Summary: Moldbug on the Aaron Schwartz affair. Power is a very real thing with real consequences for activists, yet many people don't understand the nature of power in modern times. People like Noam Chomsky get great fame doing bad epistomology about who has power, and as a result do great harm to idealistic nerds who don't read between the lines to selectively target their attacks at weak institutions (Exxon, Pentagon) instead of strong ones (State, academica incl. MIT).
Here he returns to a theme that is one of his real contributions to blogospheric political thought: that victory in political competitions provides Bayesian information about who has power and who doesn't. If your worldview has the underdog somehow systematically beating the overdog, your epistemology is simply wrong - in the same way, and to the same extent, as a geocentrist who has to keep adding epicycles to account for anomalous observations.
The truth is that the weapons of "activism" are not weapons which the weak can use against the strong. They are weapons the strong can use against the weak. When the weak try to use them against the strong, the outcome is... well... suicidal.
Who was stronger - Dr. King, or Bull Connor? Well, we have a pretty good test for who was stronger. Who won? In the real story, overdogs win. Who had the full force of the world's strongest government on his side? Who had a small-town police force staffed with backward hicks? In the real story, overdogs win.
"Civil disobedience" is no more than a way for the overdog to say to the underdog: I am so strong that you cannot enforce your "laws" upon me. I am strong and might makes right - I give you the law, not you me. Don't think the losing party in this conflict didn't try its own "civil disobedience." And even its own "active measures." Which availed them - what? Quod licet Jovi, non licet bovi.
This means that activists like King, Schwartz, and Assange are only effective in bullying the weak, not standing up to the strong (despite conventional narratives that misassign strengths to institutions). When such activists stop following the script, and naively use the same tactics to attack strong institutions, reality reasserts itself quite forcefully:
You know, when I read that Assange had his hands on a huge dump of DoD and State documents, I figured we would never see those cables.
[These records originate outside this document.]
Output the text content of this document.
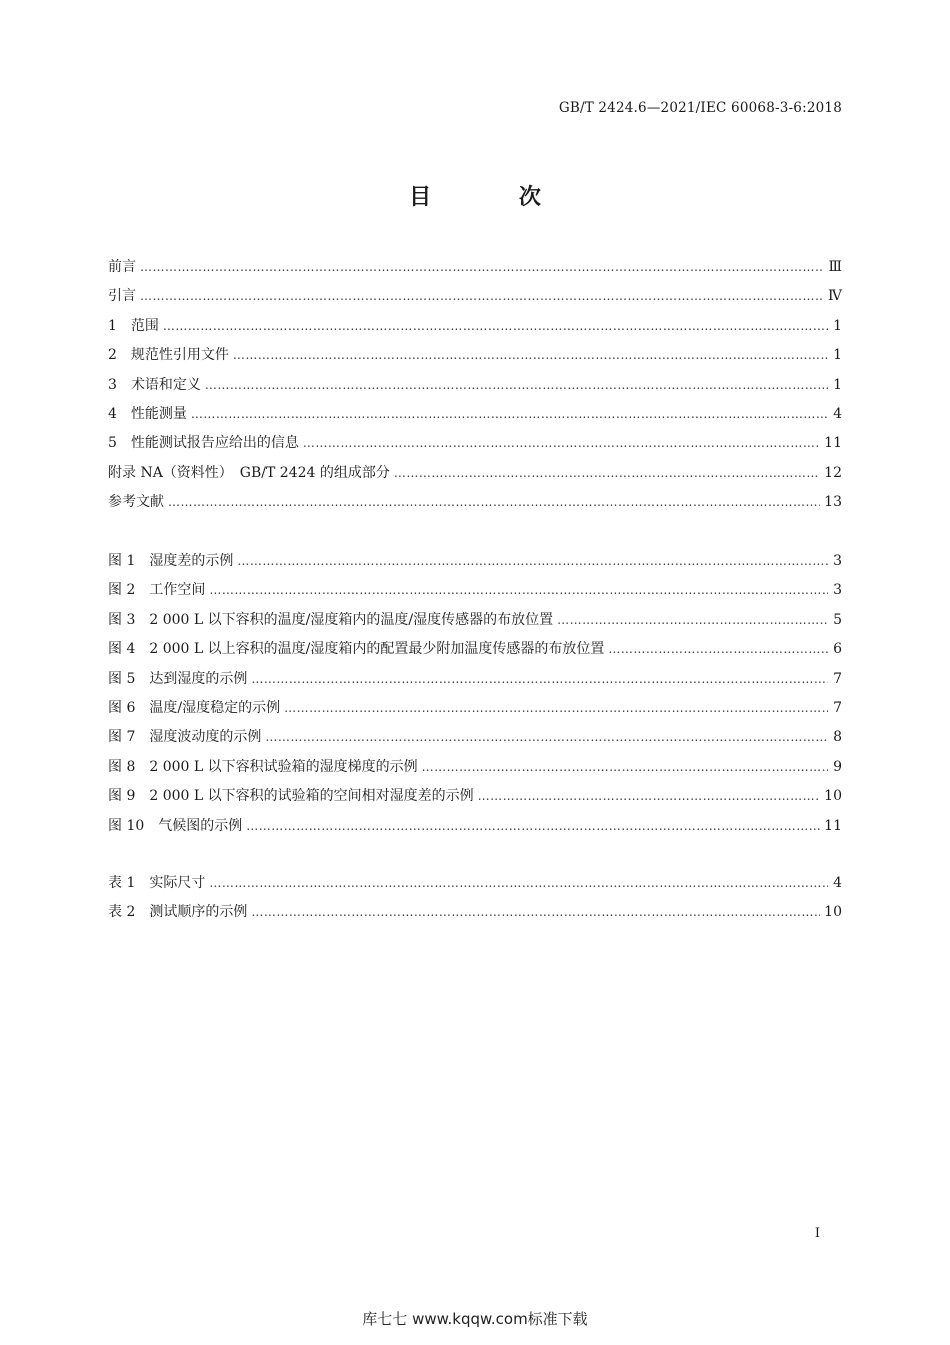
GB/T 2424.6—2021/IEC 60068-3-6:2018
目 次
前言 …………………………………………………………………………………………………………………………………………………………………………………………	Ⅲ
引言 …………………………………………………………………………………………………………………………………………………………………………………………	Ⅳ
1　范围 …………………………………………………………………………………………………………………………………………………………………………………………	1
2　规范性引用文件 …………………………………………………………………………………………………………………………………………………………………………………………	1
3　术语和定义 …………………………………………………………………………………………………………………………………………………………………………………………	1
4　性能测量 …………………………………………………………………………………………………………………………………………………………………………………………	4
5　性能测试报告应给出的信息 …………………………………………………………………………………………………………………………………………………………………………………………	11
附录 NA（资料性）　GB/T 2424 的组成部分 …………………………………………………………………………………………………………………………………………………………………………………………	12
参考文献 …………………………………………………………………………………………………………………………………………………………………………………………	13
图 1　湿度差的示例 …………………………………………………………………………………………………………………………………………………………………………………………	3
图 2　工作空间 …………………………………………………………………………………………………………………………………………………………………………………………	3
图 3　2 000 L 以下容积的温度/湿度箱内的温度/湿度传感器的布放位置 …………………………………………………………………………………………………………………………………………………………………………………………	5
图 4　2 000 L 以上容积的温度/湿度箱内的配置最少附加温度传感器的布放位置 …………………………………………………………………………………………………………………………………………………………………………………………	6
图 5　达到湿度的示例 …………………………………………………………………………………………………………………………………………………………………………………………	7
图 6　温度/湿度稳定的示例 …………………………………………………………………………………………………………………………………………………………………………………………	7
图 7　湿度波动度的示例 …………………………………………………………………………………………………………………………………………………………………………………………	8
图 8　2 000 L 以下容积试验箱的湿度梯度的示例 …………………………………………………………………………………………………………………………………………………………………………………………	9
图 9　2 000 L 以下容积的试验箱的空间相对湿度差的示例 …………………………………………………………………………………………………………………………………………………………………………………………	10
图 10　气候图的示例 …………………………………………………………………………………………………………………………………………………………………………………………	11
表 1　实际尺寸 …………………………………………………………………………………………………………………………………………………………………………………………	4
表 2　测试顺序的示例 …………………………………………………………………………………………………………………………………………………………………………………………	10
I
库七七 www.kqqw.com标准下载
Sure enough, the first thing he released was some DoD material.
Why? Well, obviously, Assange knew the score. He knew that Arlington is weak and Georgetown is strong. He knew that he could tweak Arlington's nose all day long and party on it, making big friends in high society, and no one would even think about reaching out and touching him. Or so I thought.
In fact, my cynicism was unjustified. In fact, Assange turned out to be a true believer, not a canny schemer. He was not content to wield his sword against the usual devils of the Chomsky narrative. Oh no, the poor fscker believed that he was actually there to take on the actual powers that be. Who are actually, of course, unlike the cartoon villains... strong. If he didn't know that... he knows it now!
...But had Aaron Swartz plugged his laptop into the Exxon internal network and downloaded everything Beelzebub knows about fracking, he would be a live hero to this day. Why? Because no ambitious Federal prosecutor in the 21st century would see a route to career success through hounding some activist at Exxon's behest...
But when you take on a genuinely respected institution - whether State or MIT - your "civil disobedience" has all the prospects of George Wallace in the schoolhouse door.
Then he takes his beliefs seriously, and speaks actual truth to actual power. Well, ya know, power doesn't like that much.